Building this from scratch manually, from CI design through implementation: half a day, conservatively. With agents: one pass.
Promotion Automation and the Walls
Once the tool was built, the problem changed. How to get it in front of people?
Claude drafted Reddit posts for r/claudeai and r/rust, a Hacker News submission, a DEV.to article, and a GitHub Actions workflow for automated promotion.
The Awesome Claude Code list was the first wall. The agent attempted to submit via gh CLI. Blocked immediately — the repo’s CONTRIBUTING guide explicitly states “no automated submissions via gh CLI, they’re auto-closed.” The agent read the rules, reported “manual submission required,” and stopped.
That’s the right call. The alternative — brute-forcing past stated repository policies — would have gotten the submission permanently ignored.
X (Twitter) API restrictions blocked automation for new accounts. No workaround. Reddit new-account restrictions prevented automated posting too.
The agent prepared copy-paste ready posts for each platform. Manual posting became a 5-minute task instead of a research exercise.
Automate what can be automated. Report what can’t. Prepare the fallback. Claude handles this triage correctly.
Reddit, Then Iteration
After posting, one piece of feedback stood out: users wanted to understand how contextzip integrates with Claude Code hooks. The connection between hook configuration and actual compression behavior wasn’t obvious from the README.
The agent rewrote the README to make the hook integration flow explicit. That became the most-revised file in the project — written, reviewed, rewritten, reviewed again. Ten-plus language translations were added in order of speaker count: Korean, Japanese, Chinese, German, French, Spanish, Portuguese, Russian.
The lesson: a README is a marketing document. The one metric that matters is whether someone can understand what the tool does and how to use it in 10 seconds. If the answer is no, the implementation doesn’t matter.
Patterns from 55 Hours
A few things that repeated throughout:
Brainstorming before building surfaces decisions, not implementation steps. The 3-minute session at the start shaped every hour after.
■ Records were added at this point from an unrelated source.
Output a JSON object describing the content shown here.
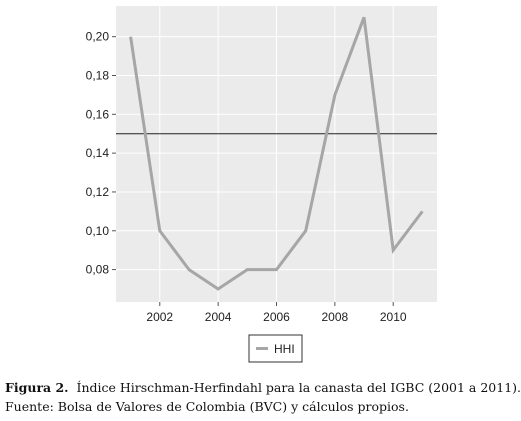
{
  "chart_data": {
    "type": "line",
    "x": [
      2001,
      2002,
      2003,
      2004,
      2005,
      2006,
      2007,
      2008,
      2009,
      2010,
      2011
    ],
    "series": [
      {
        "name": "HHI",
        "values": [
          0.2,
          0.1,
          0.08,
          0.07,
          0.08,
          0.08,
          0.1,
          0.17,
          0.21,
          0.09,
          0.11
        ],
        "color": "#a6a6a6"
      }
    ],
    "reference_line": {
      "y": 0.15,
      "color": "#222222"
    },
    "xlim": [
      2000.5,
      2011.5
    ],
    "ylim": [
      0.0633,
      0.2158
    ],
    "x_ticks": [
      2002,
      2004,
      2006,
      2008,
      2010
    ],
    "x_tick_labels": [
      "2002",
      "2004",
      "2006",
      "2008",
      "2010"
    ],
    "y_ticks": [
      0.08,
      0.1,
      0.12,
      0.14,
      0.16,
      0.18,
      0.2
    ],
    "y_tick_labels": [
      "0,08",
      "0,10",
      "0,12",
      "0,14",
      "0,16",
      "0,18",
      "0,20"
    ],
    "grid": true,
    "panel_background": "#ebebeb",
    "grid_color": "#ffffff",
    "legend": {
      "position": "bottom",
      "entries": [
        "HHI"
      ]
    }
  },
  "caption": {
    "label": "Figura 2.",
    "text": "Índice Hirschman-Herfindahl para la canasta del IGBC (2001 a 2011).",
    "source": "Fuente: Bolsa de Valores de Colombia (BVC) y cálculos propios."
  }
}
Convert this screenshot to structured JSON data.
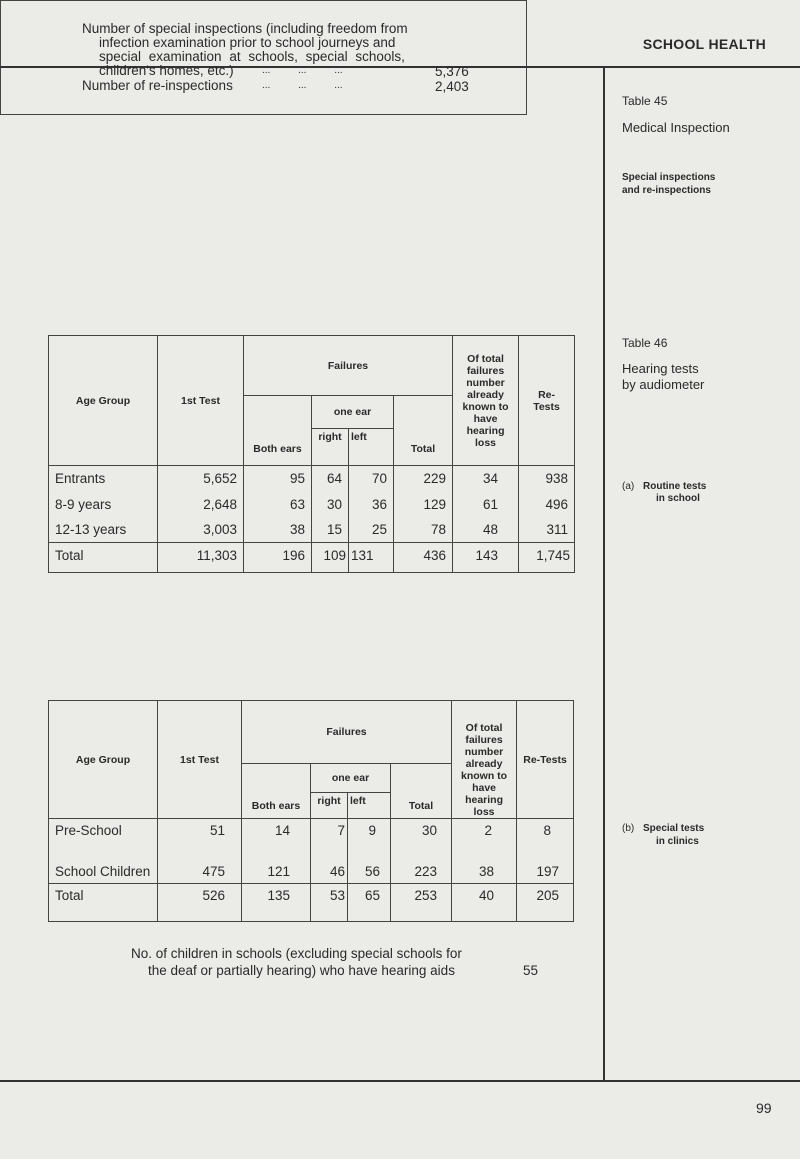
{
  "running_head": "SCHOOL HEALTH",
  "page_number": "99",
  "table45": {
    "side_title": "Table 45",
    "side_subtitle": "Medical Inspection",
    "side_caption_1": "Special inspections",
    "side_caption_2": "and re-inspections",
    "line1": "Number of special inspections (including freedom from",
    "line2": "infection examination prior to school journeys and",
    "line3": "special examination at schools, special schools,",
    "line4": "children's homes, etc.)",
    "dots": "...          ...          ...",
    "value1": "5,376",
    "line5": "Number of re-inspections",
    "value2": "2,403"
  },
  "table46": {
    "side_title": "Table 46",
    "side_subtitle_1": "Hearing tests",
    "side_subtitle_2": "by audiometer",
    "side_part_label": "(a)",
    "side_part_1": "Routine tests",
    "side_part_2": "in school",
    "headers": {
      "age_group": "Age Group",
      "first_test": "1st Test",
      "failures": "Failures",
      "both_ears": "Both ears",
      "one_ear": "one ear",
      "right": "right",
      "left": "left",
      "total": "Total",
      "known": "Of total failures number already known to have hearing loss",
      "retests": "Re-Tests"
    },
    "rows": [
      {
        "age": "Entrants",
        "first": "5,652",
        "both": "95",
        "right": "64",
        "left": "70",
        "total": "229",
        "known": "34",
        "retests": "938"
      },
      {
        "age": "8-9 years",
        "first": "2,648",
        "both": "63",
        "right": "30",
        "left": "36",
        "total": "129",
        "known": "61",
        "retests": "496"
      },
      {
        "age": "12-13 years",
        "first": "3,003",
        "both": "38",
        "right": "15",
        "left": "25",
        "total": "78",
        "known": "48",
        "retests": "311"
      }
    ],
    "total_row": {
      "age": "Total",
      "first": "11,303",
      "both": "196",
      "right": "109",
      "left": "131",
      "total": "436",
      "known": "143",
      "retests": "1,745"
    }
  },
  "table47": {
    "side_part_label": "(b)",
    "side_part_1": "Special tests",
    "side_part_2": "in clinics",
    "headers": {
      "age_group": "Age Group",
      "first_test": "1st Test",
      "failures": "Failures",
      "both_ears": "Both ears",
      "one_ear": "one ear",
      "right": "right",
      "left": "left",
      "total": "Total",
      "known": "Of total failures number already known to have hearing loss",
      "retests": "Re-Tests"
    },
    "rows": [
      {
        "age": "Pre-School",
        "first": "51",
        "both": "14",
        "right": "7",
        "left": "9",
        "total": "30",
        "known": "2",
        "retests": "8"
      },
      {
        "age": "School Children",
        "first": "475",
        "both": "121",
        "right": "46",
        "left": "56",
        "total": "223",
        "known": "38",
        "retests": "197"
      }
    ],
    "total_row": {
      "age": "Total",
      "first": "526",
      "both": "135",
      "right": "53",
      "left": "65",
      "total": "253",
      "known": "40",
      "retests": "205"
    },
    "note_line1": "No. of children in schools (excluding special schools for",
    "note_line2": "the deaf or partially hearing) who have hearing aids",
    "note_value": "55"
  }
}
Decisions made upstream are cheap. Mid-implementation decisions are expensive.
Weekly gates prevent drift. “Validate before moving forward” as a constraint turns a continuous session into verified checkpoints. Without it, 55 hours flows in any direction.
Parallel agents for non-overlapping tasks. Any work that doesn’t share files runs simultaneously. This is where speed actually comes from.
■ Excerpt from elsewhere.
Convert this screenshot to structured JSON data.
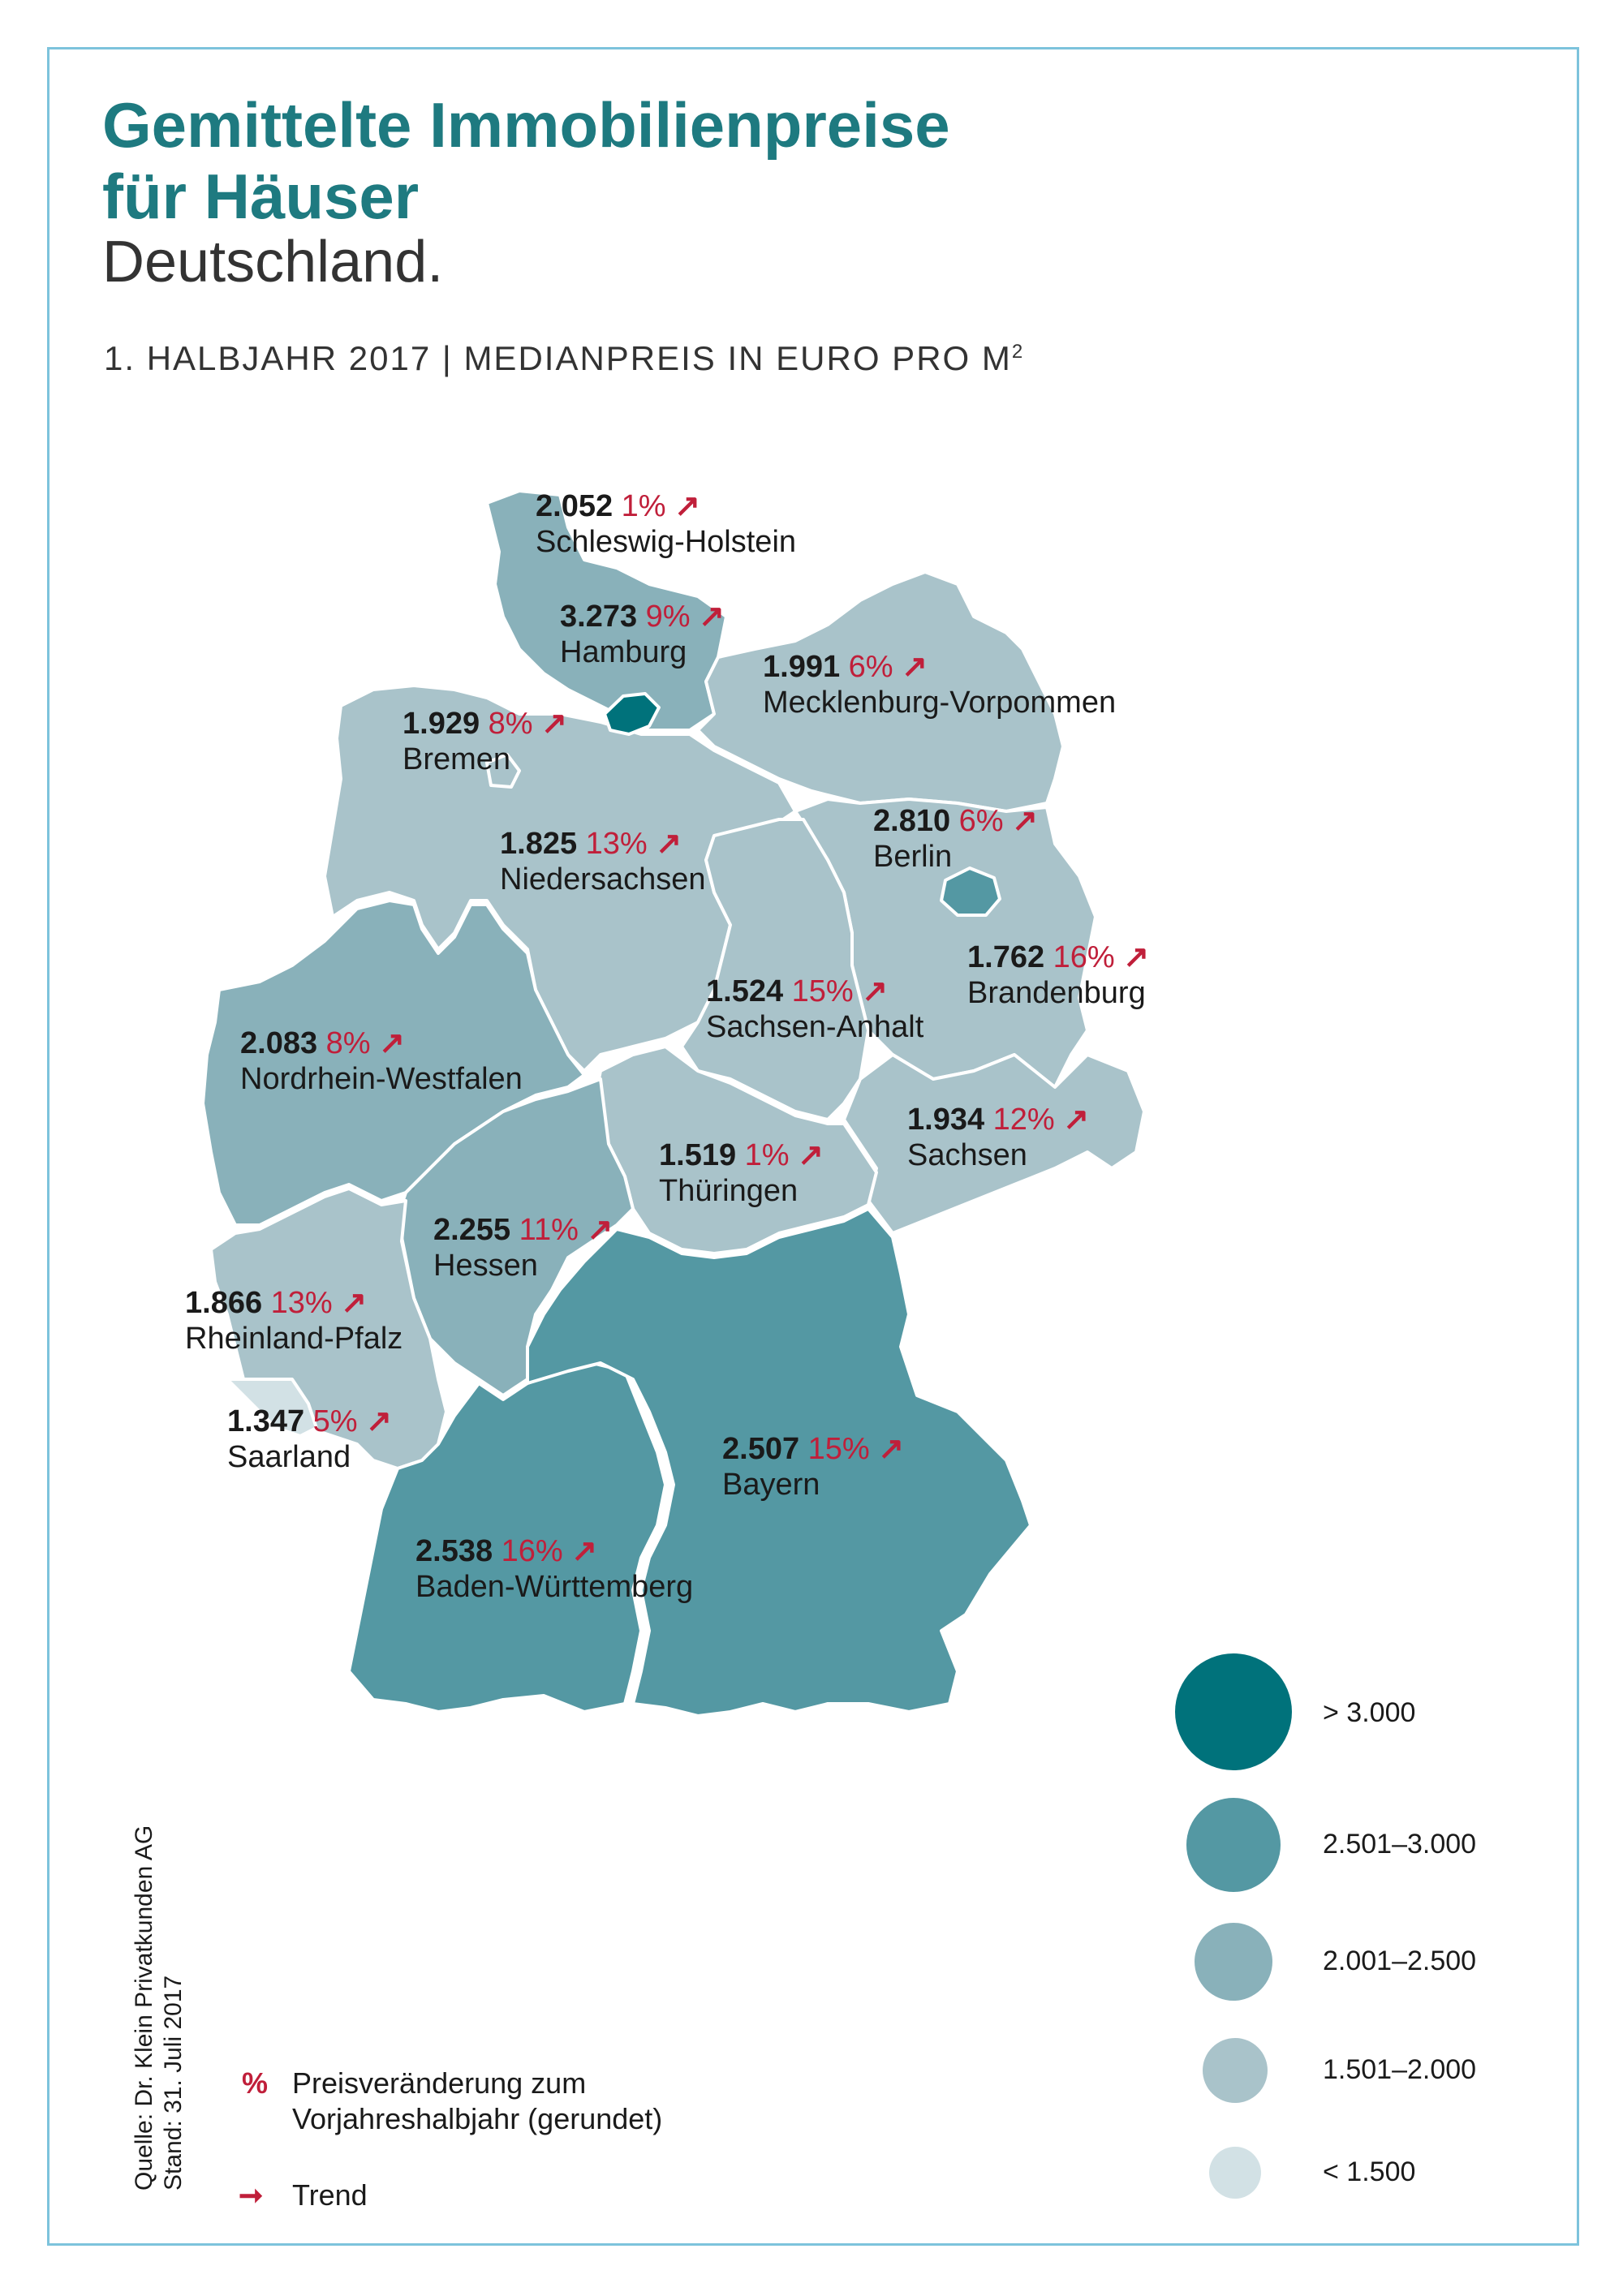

Four-role audit over solo review. PM, engineer, UX, QA together expose blind spots any single perspective misses.
“Did it work?” is a different question than “what did you build?” The second surfaces feature lists. The first surfaces gaps.
Session stats: 405 total tool calls, 62 agent invocations. My direct prompts: ~80. Everything else was agents working.
Doing this scope in Rust solo — 6 new modules, 1,056 tests, npm publishing, multilingual documentation — would have taken two weeks. 55 hours sounds long until you look at the output.
Claude Code builds the tool. The tool makes Claude Code better. The loop compounds.